# When do we get the $200 bonus?



## TheNittanyMan (Aug 5, 2021)

Is it tomorrow's paycheck or the paycheck after that?

And does anybody know the number where I can contact target human resources


----------



## FlowTeamChick (Aug 5, 2021)

I think stores are on different payroll cycles, depending what district you're in.  I was told it'd be later in the month, not tomorrow's.


----------



## BrandonRM303 (Aug 5, 2021)

August 13th if your last paycheck was July 30th, August 20th if your last paycheck is this Friday the 6th.


----------



## a1flow (Aug 5, 2021)

We get paid on Aug. 13 and no bonus included, so probably will show on the 20th


----------



## Anelmi (Aug 5, 2021)

^^ ? How do you know this?
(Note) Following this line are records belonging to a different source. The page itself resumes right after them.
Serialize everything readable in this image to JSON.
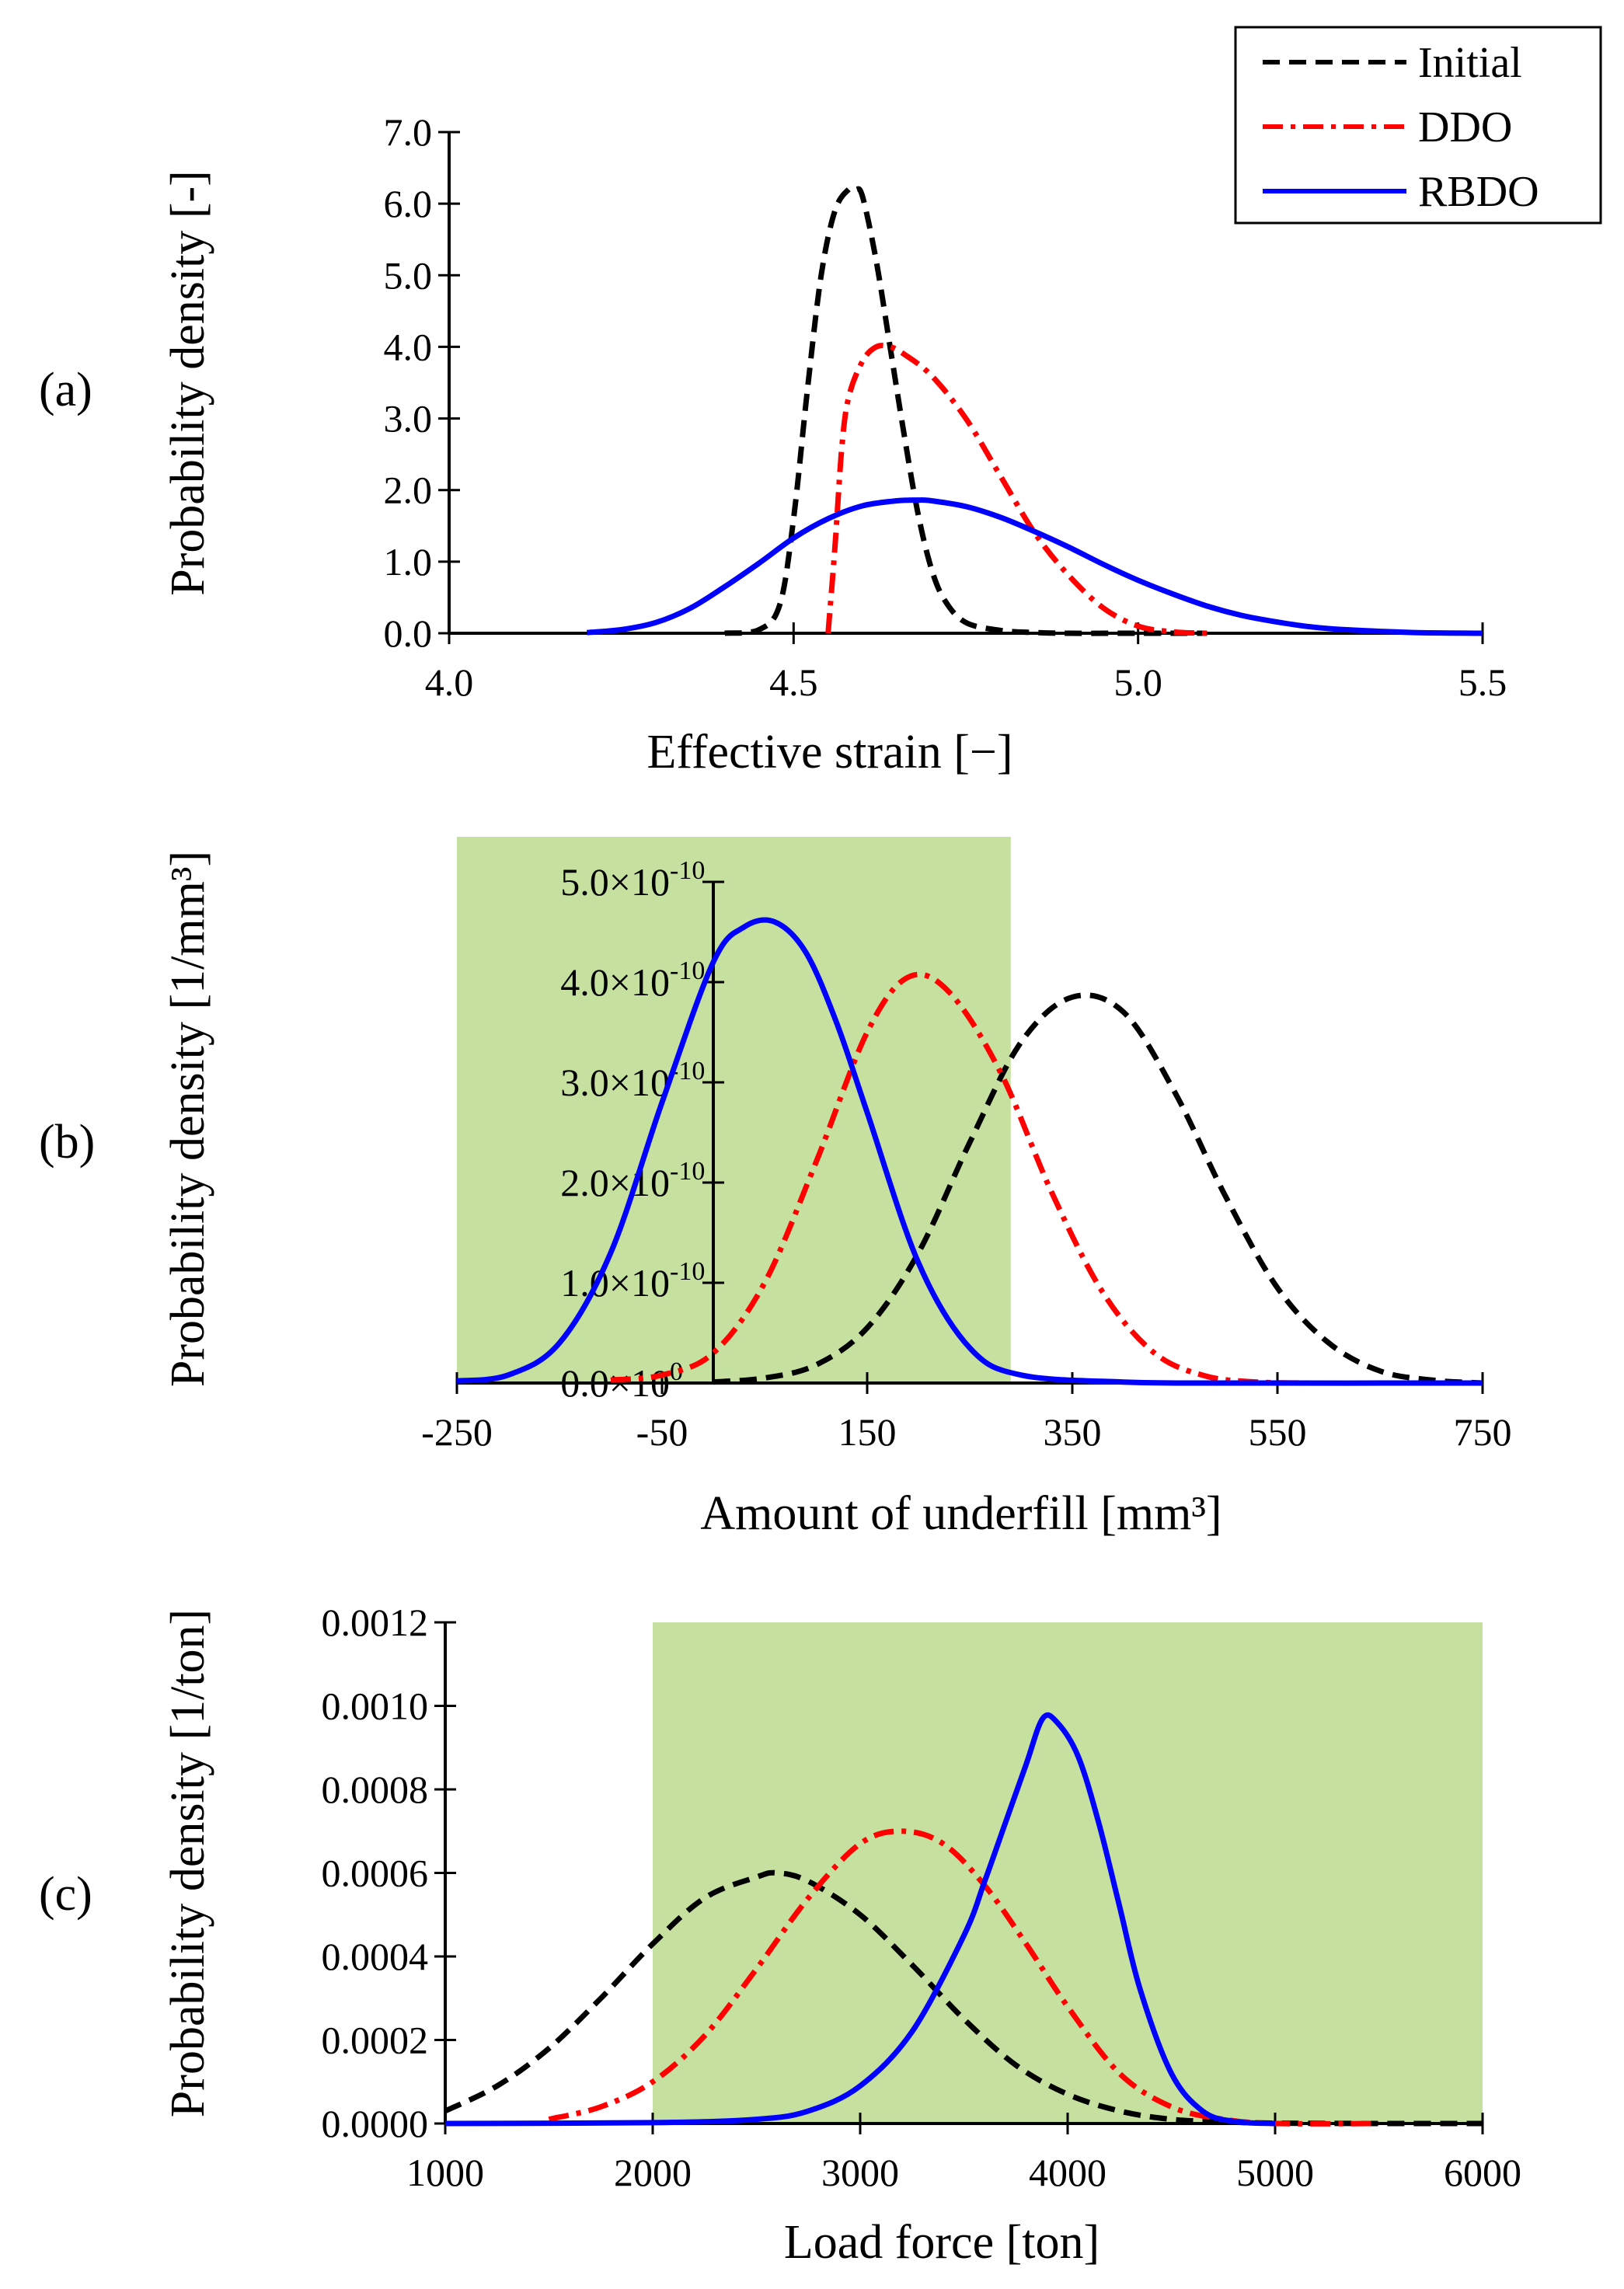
{
  "legend": {
    "entries": [
      {
        "label": "Initial",
        "color": "#000000",
        "dash": "dashed"
      },
      {
        "label": "DDO",
        "color": "#ff0000",
        "dash": "dashdot"
      },
      {
        "label": "RBDO",
        "color": "#0000ff",
        "dash": "solid"
      }
    ]
  },
  "chart_data": [
    {
      "panel": "(a)",
      "type": "line",
      "xlabel": "Effective strain [−]",
      "ylabel": "Probability density [-]",
      "xlim": [
        4.0,
        5.5
      ],
      "ylim": [
        0.0,
        7.0
      ],
      "xticks": [
        "4.0",
        "4.5",
        "5.0",
        "5.5"
      ],
      "yticks": [
        "0.0",
        "1.0",
        "2.0",
        "3.0",
        "4.0",
        "5.0",
        "6.0",
        "7.0"
      ],
      "shaded_region": null,
      "series": [
        {
          "name": "Initial",
          "color": "#000000",
          "dash": "dashed",
          "x": [
            4.4,
            4.45,
            4.48,
            4.5,
            4.52,
            4.54,
            4.56,
            4.58,
            4.59,
            4.6,
            4.62,
            4.64,
            4.66,
            4.68,
            4.7,
            4.72,
            4.75,
            4.8,
            4.85,
            4.9,
            5.0,
            5.1
          ],
          "y": [
            0.0,
            0.05,
            0.4,
            1.6,
            3.4,
            5.0,
            5.9,
            6.2,
            6.2,
            6.1,
            5.2,
            4.0,
            2.8,
            1.7,
            0.9,
            0.45,
            0.15,
            0.04,
            0.01,
            0.0,
            0.0,
            0.0
          ]
        },
        {
          "name": "DDO",
          "color": "#ff0000",
          "dash": "dashdot",
          "x": [
            4.55,
            4.56,
            4.57,
            4.58,
            4.6,
            4.62,
            4.64,
            4.66,
            4.7,
            4.75,
            4.8,
            4.85,
            4.9,
            4.95,
            5.0,
            5.05,
            5.1
          ],
          "y": [
            0.0,
            1.2,
            2.6,
            3.3,
            3.8,
            4.0,
            4.0,
            3.9,
            3.6,
            3.0,
            2.2,
            1.4,
            0.8,
            0.35,
            0.1,
            0.02,
            0.0
          ]
        },
        {
          "name": "RBDO",
          "color": "#0000ff",
          "dash": "solid",
          "x": [
            4.2,
            4.25,
            4.3,
            4.35,
            4.4,
            4.45,
            4.5,
            4.55,
            4.6,
            4.65,
            4.68,
            4.7,
            4.75,
            4.8,
            4.85,
            4.9,
            4.95,
            5.0,
            5.05,
            5.1,
            5.15,
            5.2,
            5.25,
            5.3,
            5.4,
            5.5
          ],
          "y": [
            0.01,
            0.05,
            0.15,
            0.35,
            0.65,
            0.98,
            1.33,
            1.6,
            1.78,
            1.85,
            1.86,
            1.85,
            1.77,
            1.62,
            1.42,
            1.2,
            0.96,
            0.74,
            0.55,
            0.38,
            0.25,
            0.16,
            0.09,
            0.05,
            0.01,
            0.0
          ]
        }
      ]
    },
    {
      "panel": "(b)",
      "type": "line",
      "xlabel": "Amount of underfill [mm³]",
      "ylabel": "Probability density [1/mm³]",
      "xlim": [
        -250,
        750
      ],
      "ylim": [
        0,
        5e-10
      ],
      "xticks": [
        "-250",
        "-50",
        "150",
        "350",
        "550",
        "750"
      ],
      "yticks": [
        "0.0×10",
        "1.0×10",
        "2.0×10",
        "3.0×10",
        "4.0×10",
        "5.0×10"
      ],
      "ytick_exponents": [
        "0",
        "-10",
        "-10",
        "-10",
        "-10",
        "-10"
      ],
      "y_axis_at_x": 0,
      "shaded_region": {
        "x": [
          -250,
          290
        ],
        "y": [
          0,
          5.5e-10
        ],
        "color": "#c6e0a0"
      },
      "series": [
        {
          "name": "Initial",
          "color": "#000000",
          "dash": "dashed",
          "x": [
            0,
            50,
            100,
            150,
            200,
            250,
            300,
            350,
            400,
            450,
            500,
            550,
            600,
            650,
            700,
            750
          ],
          "y": [
            1e-12,
            5e-12,
            1.8e-11,
            5.5e-11,
            1.3e-10,
            2.4e-10,
            3.4e-10,
            3.85e-10,
            3.7e-10,
            2.9e-10,
            1.85e-10,
            9.5e-11,
            4e-11,
            1.2e-11,
            3e-12,
            0.0
          ]
        },
        {
          "name": "DDO",
          "color": "#ff0000",
          "dash": "dashdot",
          "x": [
            -100,
            -50,
            0,
            50,
            100,
            150,
            190,
            230,
            280,
            330,
            380,
            430,
            480,
            530,
            580
          ],
          "y": [
            3e-12,
            8e-12,
            3e-11,
            1e-10,
            2.2e-10,
            3.5e-10,
            4.05e-10,
            3.9e-10,
            3.1e-10,
            1.9e-10,
            9e-11,
            3e-11,
            7e-12,
            1e-12,
            0.0
          ]
        },
        {
          "name": "RBDO",
          "color": "#0000ff",
          "dash": "solid",
          "x": [
            -250,
            -200,
            -150,
            -100,
            -50,
            0,
            30,
            60,
            90,
            120,
            150,
            200,
            250,
            300,
            400,
            500,
            750
          ],
          "y": [
            2e-12,
            8e-12,
            4e-11,
            1.3e-10,
            2.8e-10,
            4.2e-10,
            4.55e-10,
            4.6e-10,
            4.3e-10,
            3.6e-10,
            2.7e-10,
            1.2e-10,
            3.5e-11,
            8e-12,
            1e-12,
            0.0,
            0.0
          ]
        }
      ]
    },
    {
      "panel": "(c)",
      "type": "line",
      "xlabel": "Load force [ton]",
      "ylabel": "Probability density [1/ton]",
      "xlim": [
        1000,
        6000
      ],
      "ylim": [
        0,
        0.0012
      ],
      "xticks": [
        "1000",
        "2000",
        "3000",
        "4000",
        "5000",
        "6000"
      ],
      "yticks": [
        "0.0000",
        "0.0002",
        "0.0004",
        "0.0006",
        "0.0008",
        "0.0010",
        "0.0012"
      ],
      "shaded_region": {
        "x": [
          2000,
          6000
        ],
        "y": [
          0,
          0.0012
        ],
        "color": "#c6e0a0"
      },
      "series": [
        {
          "name": "Initial",
          "color": "#000000",
          "dash": "dashed",
          "x": [
            1000,
            1250,
            1500,
            1750,
            2000,
            2250,
            2500,
            2600,
            2750,
            3000,
            3250,
            3500,
            3750,
            4000,
            4250,
            4500,
            4750,
            5000,
            5500,
            6000
          ],
          "y": [
            3e-05,
            9e-05,
            0.00018,
            0.0003,
            0.00043,
            0.00054,
            0.00059,
            0.0006,
            0.00058,
            0.0005,
            0.00038,
            0.00025,
            0.00014,
            7e-05,
            3e-05,
            1e-05,
            4e-06,
            1e-06,
            0.0,
            0.0
          ]
        },
        {
          "name": "DDO",
          "color": "#ff0000",
          "dash": "dashdot",
          "x": [
            1500,
            1750,
            2000,
            2250,
            2500,
            2750,
            3000,
            3200,
            3400,
            3600,
            3800,
            4000,
            4250,
            4500,
            4750,
            5000,
            5500
          ],
          "y": [
            1e-05,
            4e-05,
            0.0001,
            0.00021,
            0.00037,
            0.00054,
            0.00067,
            0.0007,
            0.00067,
            0.00057,
            0.00043,
            0.00028,
            0.00012,
            4e-05,
            1e-05,
            0.0,
            0.0
          ]
        },
        {
          "name": "RBDO",
          "color": "#0000ff",
          "dash": "solid",
          "x": [
            1000,
            2000,
            2500,
            2750,
            3000,
            3250,
            3500,
            3600,
            3700,
            3800,
            3880,
            3950,
            4050,
            4150,
            4250,
            4350,
            4500,
            4650,
            4800,
            5000
          ],
          "y": [
            0.0,
            2e-06,
            1e-05,
            3e-05,
            9e-05,
            0.00022,
            0.00045,
            0.00058,
            0.00072,
            0.00086,
            0.00097,
            0.00096,
            0.00088,
            0.00072,
            0.00052,
            0.00032,
            0.00012,
            3e-05,
            5e-06,
            0.0
          ]
        }
      ]
    }
  ]
}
You can't even see your paystub for the 8/13 check yet.


----------



## Hardlinesmaster (Aug 5, 2021)

Another $200 bonus for team members
					

I guess on demand does get it. [Picture Deleted}




					www.thebreakroom.org


----------



## Yetive (Aug 5, 2021)

TheNittanyMan said:


> Is it tomorrow's paycheck or the paycheck after that?
> 
> And does anybody know the number where I can contact target human resources





800-394-1885


----------



## Hardlinesmaster (Aug 5, 2021)

TheNittanyMan said:


> Is it tomorrow's paycheck or the paycheck after that?
> 
> And does anybody know the number where I can contact target human resources


Maybe around the 25th.


----------



## timelord78 (Aug 13, 2021)

It was in today’s check


----------



## Noiinteam (Aug 14, 2021)

Next week for the east coast.


----------



## HRTMKendall (Aug 18, 2021)

I can confirm the 200$ bonus is in this Friday’s check!


----------



## Targetking (Aug 18, 2021)

whatbonus?


----------



## commiecorvus (Aug 19, 2021)

Targetking said:


> whatbonus?




Really working hard not to be snarky here...
It's not easy.
There is a link, in the middle of this thread posted by @Hardlinesmaster, that goes to another thread, that answers your question.


----------



## DBZ (Aug 21, 2021)

Targetking said:


> whatbonus?



Maybe you should try *reading* the board. There is even a *search* feature!


----------



## Targetking (Aug 21, 2021)

DBZ said:


> Maybe you should try *reading* the board. There is even a *search* feature!


i found it 4 day s ago doing that thanks


----------